Over spring break, I had the privilege of traveling to Davenport, Florida, with my family. I was able to spend a little extra quality time with both of my grandmas; my grandma on my mom’s side of the family (Nonie/Nonnie) was my traveling buddy and flew with me to see my brother play baseball. My grandma on my dad’s side (Grandma Jean) lives in Florida and came to where we were staying for two days to spend time with my family and me. I adore both of them and have the fondest memories that used to be separated, so it was nice to be able to make memories with both of them at the same time.
Seeing Grandma Jean in my childhood was made possible through trips and visits, especially after Grandma Jean and Grandpa John moved from Virginia to Florida full-time.
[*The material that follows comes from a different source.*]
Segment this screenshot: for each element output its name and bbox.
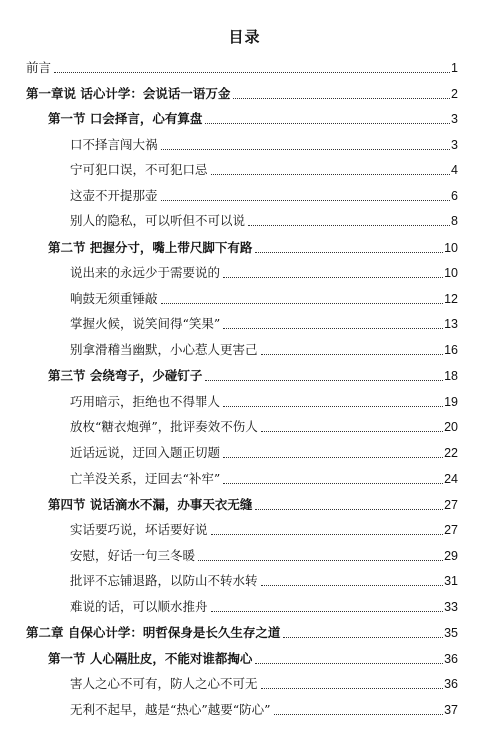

When making the visit, I wanted to spend as much time with my grandparents as possible. One way to accomplish this was setting my alarm for 5 a.m. to get to my grandparents’ house to walk with Grandma Jean and their dog Ollie. I would chat with my grandma on the walk alongside some of her friends and play with the dogs. Then we would return to their house, watch and discuss the news, complete the riddles in the paper, and chat. I would usually have a bowl of Raisin Bran cereal or oatmeal and enjoy a peaceful morning with my Grandma Jean before the rest of my family was awake and ready to enjoy the day together.
Grandma Jean was also the first person to introduce me to pickleball. If you have not heard of this sport, think of an off-brand tennis game with slightly different rules. Grandma Jean would willingly play pickleball with me and my brother essentially all day while we were visiting. Laughing with us over our silly mistakes, congratulating us on impressive scoring hits, and letting us have fun with an activity she was interested in.
Nonnie (also spelled Nonie) was a little closer to home, a short fifteen-minute max drive from my driveway to hers, so there are a lot more memories to pull from. I grew up with dinners every Sunday at Nonnie and Papa’s house. It was the house I was dropped off at when my parents needed their kids watched for a few hours. My fondest memories are typically sitting in the kitchen with a drink (either hot chocolate or lemonade, depending on the temperature) and talking to my grandma about school, friendship breakups, and drama, and I received some incredible advice.
Unfortunately, in my junior year of high school, my grandpa, Papa passed. My Nonnie and I were set to do “adulting” together, for me this meant learning from grandmother about managing finances, as I taught her how to pump her own gas, a job that had previously gone to my Papa. We learned together and grew closer, having more sophisticated conversations and the coloring books used in my childhood were replaced with articles and “adult coloring books”.
My brother truly didn’t lie when he told our mom that “Nonnie’s house just feels like it’s home”. One thing that always sticks with me is the overwhelming feeling of safety, love, and acceptance that radiates from these two homes, both my Grandma Jean’s house in Florida and Nonnie and Papa’s house in Vestal, New York.
Both my grandmothers radiate the utmost positivity, love, and support for their grandkids, no matter what. I’ve had the best home-cooked meals and conversations sitting across from my grandmothers. They are, without a doubt, my favorite relationships in my life. I would not be here, as the person that I am, without their advice, love, laughs, and ability to make anywhere they are a home atmosphere. They both have incredibly unique styles to get that homely atmosphere, but that doesn’t change the knowledge that anyone who interacts with my grandmothers will receive the gentlest form of love in the form of a sweet (maybe a little crazy and old) lady.
Thank you, Grandma Jean, for spending time with me, teaching me that being active and “mean” does not make you any less of a lady, and making me into the person I am today. Thank you, Nonnie, for always being a quick drive away when I needed you, for teaching me that sometimes girls are just mean and it doesn’t make you a terrible person for wanting better girl friends, and of course “adulting” with me, shaping me to be the person I am today. I would not be here without my grandmothers, and I would not have my name without my great-grandmothers. If you are lucky enough to have a grandmother in your life, thank them.